Mudurnu, milli tarihimizde önemli bir yere sahip bir belde olup Cumhuriyet’imizin kurulmasında halkın verdiği üstün destekle tanınıyor. Cumhuriyet bayramımızı burada kutlamak bizim için çok anlamlı oluyor.
İlk Türk yerleşiminin Selçuklu döneminde başladığını bildiğimiz Mudurnu, Samsa Çavuş ve Köse Mihal’in rehberliğinde Osmanlı Beyliğinin ilk topraklarına katılır.
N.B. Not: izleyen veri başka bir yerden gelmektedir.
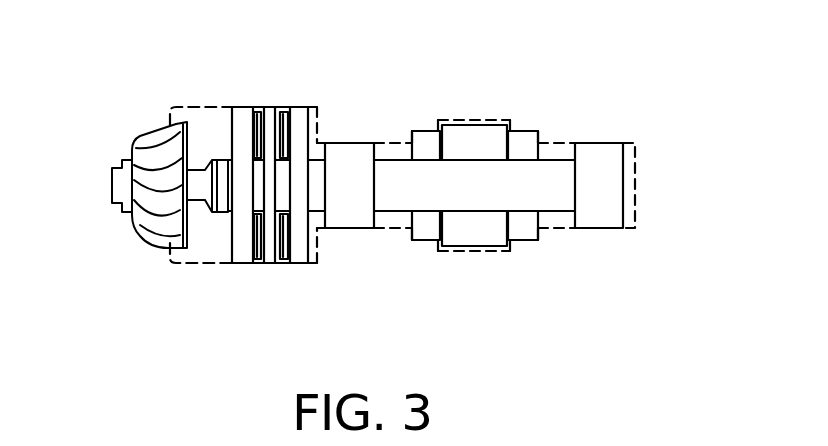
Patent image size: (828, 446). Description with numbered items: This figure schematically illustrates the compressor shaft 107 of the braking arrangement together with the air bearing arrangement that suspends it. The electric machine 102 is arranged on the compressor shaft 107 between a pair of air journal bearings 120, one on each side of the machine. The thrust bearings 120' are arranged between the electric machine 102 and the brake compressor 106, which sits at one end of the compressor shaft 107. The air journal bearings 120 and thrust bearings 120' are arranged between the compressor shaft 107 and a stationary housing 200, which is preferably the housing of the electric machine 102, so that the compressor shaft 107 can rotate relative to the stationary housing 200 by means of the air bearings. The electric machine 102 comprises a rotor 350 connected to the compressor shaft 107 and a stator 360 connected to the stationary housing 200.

The electric machine 102 is at (538, 252).
The brake compressor 106 is at (158, 165).
The compressor shaft 107 is at (543, 185).
The air journal bearings 120 is at (509, 127).
The thrust bearings 120' is at (297, 144).
The stationary housing 200 is at (483, 119).
The rotor 350 is at (476, 228).
The stator 360 is at (426, 228).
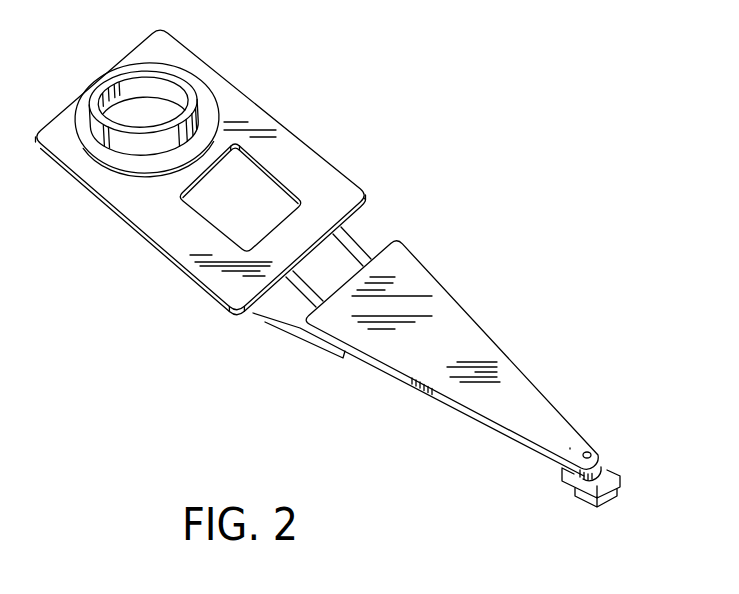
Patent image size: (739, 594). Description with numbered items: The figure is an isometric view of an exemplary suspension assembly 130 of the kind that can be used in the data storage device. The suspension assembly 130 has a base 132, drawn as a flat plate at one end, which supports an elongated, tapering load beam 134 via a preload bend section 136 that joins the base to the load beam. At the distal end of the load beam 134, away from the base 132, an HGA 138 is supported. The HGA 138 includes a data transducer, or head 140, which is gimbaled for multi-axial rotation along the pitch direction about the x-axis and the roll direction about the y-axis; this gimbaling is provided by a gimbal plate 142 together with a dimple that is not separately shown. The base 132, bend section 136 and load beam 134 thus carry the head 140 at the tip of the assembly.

The suspension assembly 130 is at (385, 285).
The base 132 is at (275, 112).
The load beam 134 is at (475, 313).
The preload bend section 136 is at (268, 330).
The HGA 138 is at (617, 453).
The data transducer (head) 140 is at (586, 505).
The gimbal plate 142 is at (623, 472).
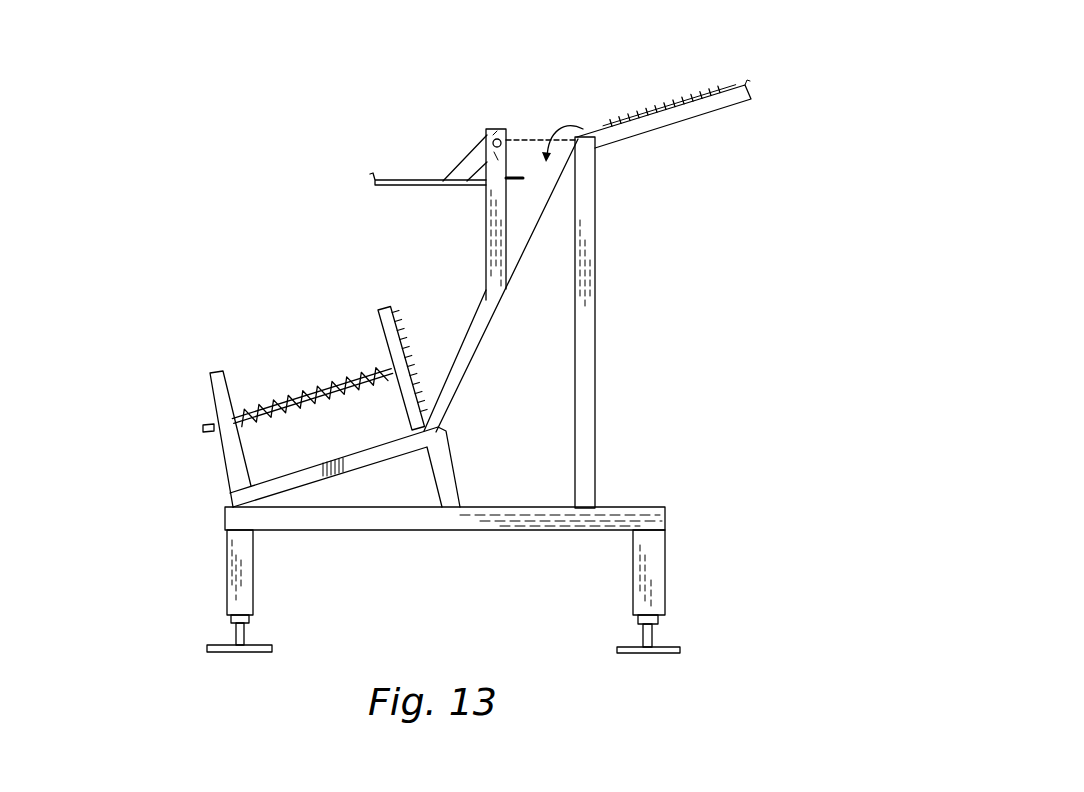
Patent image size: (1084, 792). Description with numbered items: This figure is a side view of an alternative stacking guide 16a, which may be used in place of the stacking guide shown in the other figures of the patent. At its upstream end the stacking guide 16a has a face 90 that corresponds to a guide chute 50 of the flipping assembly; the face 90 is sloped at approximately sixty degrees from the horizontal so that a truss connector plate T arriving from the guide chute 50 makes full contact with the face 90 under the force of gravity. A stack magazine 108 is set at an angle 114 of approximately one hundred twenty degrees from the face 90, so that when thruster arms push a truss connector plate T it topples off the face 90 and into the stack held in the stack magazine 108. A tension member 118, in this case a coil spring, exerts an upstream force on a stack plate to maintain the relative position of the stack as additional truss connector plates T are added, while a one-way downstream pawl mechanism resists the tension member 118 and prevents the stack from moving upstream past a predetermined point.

The stacking guide 16a is at (294, 401).
The stack magazine 108 is at (232, 457).
The angle 114 is at (398, 403).
The tension member 118 is at (313, 390).
The face 90 is at (398, 346).
The guide chute 50 is at (470, 347).
The truss connector plate T is at (603, 130).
I. Murat Döneminde, Osmanlı Devletinin ilk düzenli ordusunun temeli olan “Yaya Örgütünü” oluşturan ve yine Osmanlının ilk Maliye Hazine örgütünü kuran Halil Hayrettin Paşa (Çandarlı Kara Halil) Mudurnuludur, daha sonra Osmanlı’nın ilk veziri olacaktır.
Yıldırım Beyazıt döneminde yapılan Yıldırım Beyazıt Camii (1374) ve Yıldırım Beyazıt Hamamı (1382) altı yüz yıldır ayakta durmakta. Fetret Devri’nde güvenli bir Osmanlı beldesi olmuş. Ancak 30 Ekim 1918 Mondros Ateşkes Antlaşması sonrasında Anadolu, işgal edilmeye başlanmıştır.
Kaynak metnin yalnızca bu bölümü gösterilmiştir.